Santhera’s randomized, double-blind, placebo-controlled Phase III trial (SIDEROS) designed to assess the efficacy of Raxone in delaying the loss of respiratory function in patients with DMD receiving concomitant glucocorticoid therapy is enrolling patients. The trial is currently recruiting patients in 56 centers in Europe and the US. The study duration is 18 months and completion of the trial is expected in H2 2020. If successful, this study will provide data that support use of Raxone in all DMD patients experiencing respiratory decline irrespective of their glucocorticoid use.
In December 2017, Santhera announced the launch of an educational disease awareness campaign for the DMD community in the U.S. The "Take a Breath DMD" campaign, TakeABreathDMD.com, underscores the importance of respiratory care and also helps people living with DMD and their families receive information to help manage respiratory complications, including information about breathing, coughing and pulmonary care.
The Phase I/II trial (IPPoMS) evaluating the safety and effectiveness of using Raxone to treat primary progressive multiple sclerosis (PPMS) has been completed.
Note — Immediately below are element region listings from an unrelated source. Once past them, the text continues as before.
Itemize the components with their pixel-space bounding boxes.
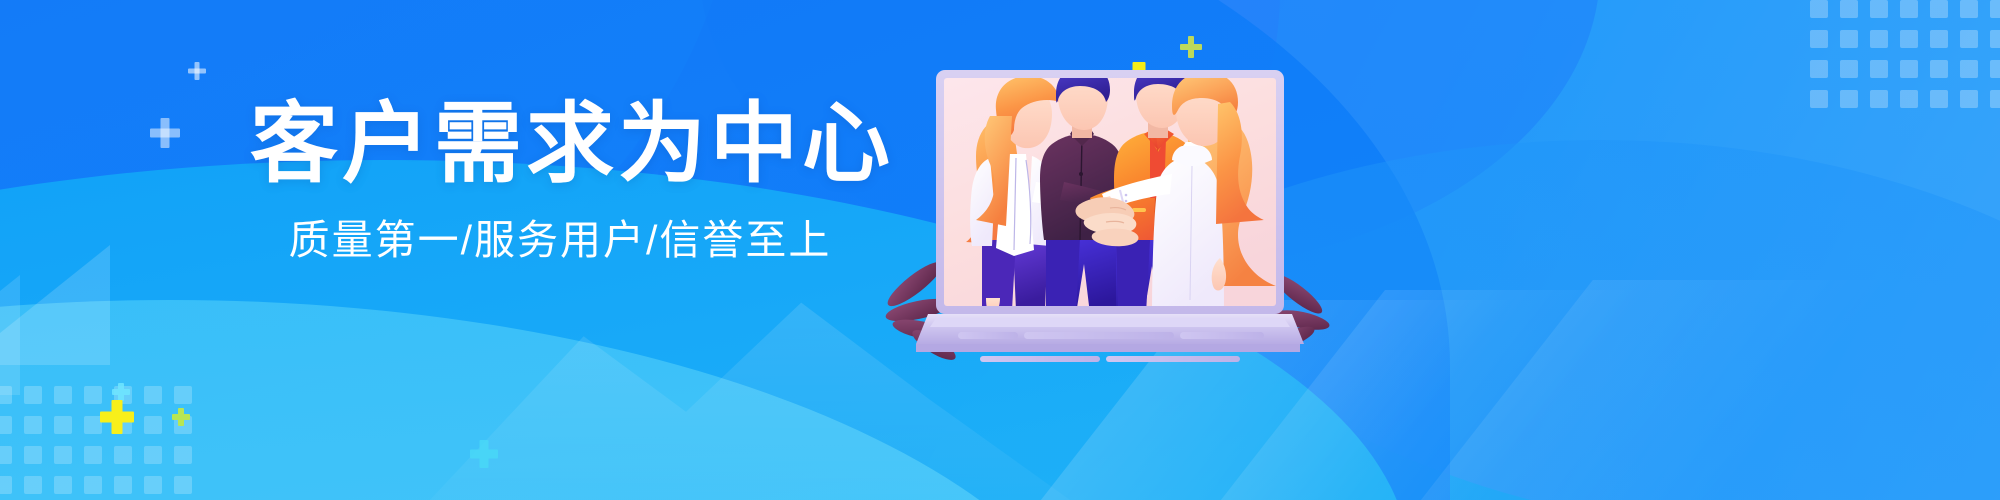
dot-grid-top-right	[1810, 0, 2000, 120]
cross-sparkle-yellow-icon	[100, 400, 134, 434]
banner-headline: 客户需求为中心	[250, 98, 870, 190]
laptop-screen	[936, 64, 1284, 314]
laptop-teamwork-illustration	[920, 62, 1300, 362]
cross-sparkle-green-icon	[172, 408, 190, 426]
laptop-illustration-svg	[920, 62, 1300, 362]
cross-sparkle-icon	[188, 62, 206, 80]
cross-sparkle-cyan-icon	[112, 383, 130, 401]
dot-grid-bottom-left	[0, 386, 204, 500]
cross-sparkle-icon	[150, 118, 180, 148]
chevron-shape-1	[0, 245, 110, 365]
cross-sparkle-cyan-icon	[470, 440, 498, 468]
chevron-shape-2	[0, 275, 20, 395]
banner-text-block: 客户需求为中心 质量第一/服务用户/信誉至上	[250, 98, 870, 266]
cross-sparkle-yellow-small-icon	[1180, 36, 1202, 58]
banner-subtitle: 质量第一/服务用户/信誉至上	[250, 216, 870, 265]
light-streak-3	[1327, 280, 1893, 500]
promotional-banner: 客户需求为中心 质量第一/服务用户/信誉至上	[0, 0, 2000, 500]
laptop-base	[916, 314, 1304, 362]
Top line study results of the trial which was carried out in collaboration with the U.S. National Institute of Neurological Disorders and Stroke (NINDS) are expected to be announced in Q1 2018.
The Phase I trial (CALLISTO) evaluating the safety and tolerability of omigapil in pediatric and adolescent patients with congenital muscular dystrophy (CMD) was also conducted in collaboration with NINDS. The study has been completed and the announcement of top line results is planned for early Q2 2018. Omigapil has a Fast Track Designation and a grant from the FDA’s Office of Orphan Products Development.
Guidance

For 2017, Santhera anticipates a net result of CHF -50 to -55 million.
For 2018, the Company expects net sales of Raxone for the currently approved indication LHON to reach CHF 28 to 30 million.